HIRSH ABRAMOVITSH (HIRSZ ABRAMOWICZ) (March 1 1881-January
29, 1960)
Born in Tomaszewo, Vilna district. His father was employed in agriculture. He studied Hebrew and other languages with a
tutor, later in a religious school in Vilna, and then in the Vilna Teachers’
Institute. He studied in the law faculty
at Kharkov University, and he was a teacher in religious schools. He was arrested in 1902 during a
demonstration for May Day, and in 1906 at a Bundist conference in
Katerinoslav. He was removed from his
teaching position for political reasons.
He was the director of the Jewish Professional School “Hilf durkh arbet”
(Help through work) in Vilna over a period of twenty-four years. He traveled to Canada and the United States on
a communal assignment, and there he remained with the outbreak of WWII. His wife, Anna, was killed in a Nazi gas
chamber following the liquidation of the Vilna ghetto in 1943. He began writing in Russian in 1902 (among
other magazines, he published in Voskhod [Rising]). He began publishing in Yiddish in Fraynd
(Friend) in 1904. In 1919 he began
collaborating with Vilner tog (Vilna daily), and he was a correspondent
for Yidisher tsaytung (Jewish newspaper) (Buenos Aires) and Frimorgn
(Morning) (Riga).

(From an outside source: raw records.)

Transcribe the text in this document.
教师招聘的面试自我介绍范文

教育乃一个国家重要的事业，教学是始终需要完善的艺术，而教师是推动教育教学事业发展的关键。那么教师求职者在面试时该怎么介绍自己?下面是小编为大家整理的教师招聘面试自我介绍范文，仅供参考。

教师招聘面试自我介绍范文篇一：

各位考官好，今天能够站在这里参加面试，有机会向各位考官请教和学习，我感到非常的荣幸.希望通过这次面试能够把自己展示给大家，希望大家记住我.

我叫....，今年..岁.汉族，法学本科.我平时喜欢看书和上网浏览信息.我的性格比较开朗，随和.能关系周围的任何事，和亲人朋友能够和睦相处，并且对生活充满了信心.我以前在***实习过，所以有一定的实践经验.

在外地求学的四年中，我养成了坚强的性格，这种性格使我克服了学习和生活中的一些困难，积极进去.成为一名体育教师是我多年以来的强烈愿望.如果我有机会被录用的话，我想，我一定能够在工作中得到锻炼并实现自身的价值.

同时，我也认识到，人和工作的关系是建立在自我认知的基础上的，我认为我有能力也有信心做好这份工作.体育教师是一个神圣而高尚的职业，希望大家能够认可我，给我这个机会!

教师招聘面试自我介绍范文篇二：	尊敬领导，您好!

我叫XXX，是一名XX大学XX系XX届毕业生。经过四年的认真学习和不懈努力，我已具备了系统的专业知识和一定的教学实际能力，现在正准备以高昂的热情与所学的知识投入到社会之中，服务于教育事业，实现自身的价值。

He published articles,
reviews, and translations. He also
published in the daily press, such as Yidishe shtime (Jewish voice) (Kovno)
and Tsayt (The times) (Vilna); in such publications as Unzer gedank
(Our thoughts), Frayer gedank (Free thoughts), and Pinkes fun der
shtot vilne (Register of the city of Vilna); and the record book of Yekopo (Yevreyskiy komitet pomoshchi
zhertvam voyny—“Jewish Relief Committee for War Victims”) entitled Af di
khurves fun milkhomes un mehumes (The ruins of wars and turmoil), as well
as Yivo-bleter (Pages from YIVO), among others. In 1931 he published A litvishe shtetl in
lebn un tsiper (A Lithuanian shtetl in life and numbers). In the United States, he published articles
in Forverts (Forward), Morgn-zhurnal (Morning journal), Der
amerikaner (The American), Fraye arbiter shtime (Free voice of
labor), and Litvisher yid (Lithuanian Jew); and in such collections as Lite
(Lithuania), Afn shvel (At the threshold), and Frayland
(Freeland). He also wrote for Lebns-fragn
(Life issues) (Tel Aviv), in which he published a work entitled 70 yor
yidishe masn-emigratsye in tsofn-amerike (Seventy years of mass emigration
to North America). In Shvilei
hachinukh (Paths of education), he published treatises on Hebrew
pedagogy. He used such pseudonyms as H.
Dinin and H. Visokodvorski, and he lived in New York until his death there. He also authored: Lern-varshtatn farn nodl-fan (Learning workshop for needle-pan [?]) (Vilna, 1922), 15 pp.; Farshvundene geshtaltn (Disappearing images) (Buenos Aires: Farband fun poylishe yidn [Association of Polish Jews], 1958), 480 pp.
Sources: Zalmen Reyzen, Leksikon, vol. 1;
Nachmen Mayzel, Y. L. Perets un zayn dor shrayber (Y. L. Perets and his
generation of writers) (New York, 1954).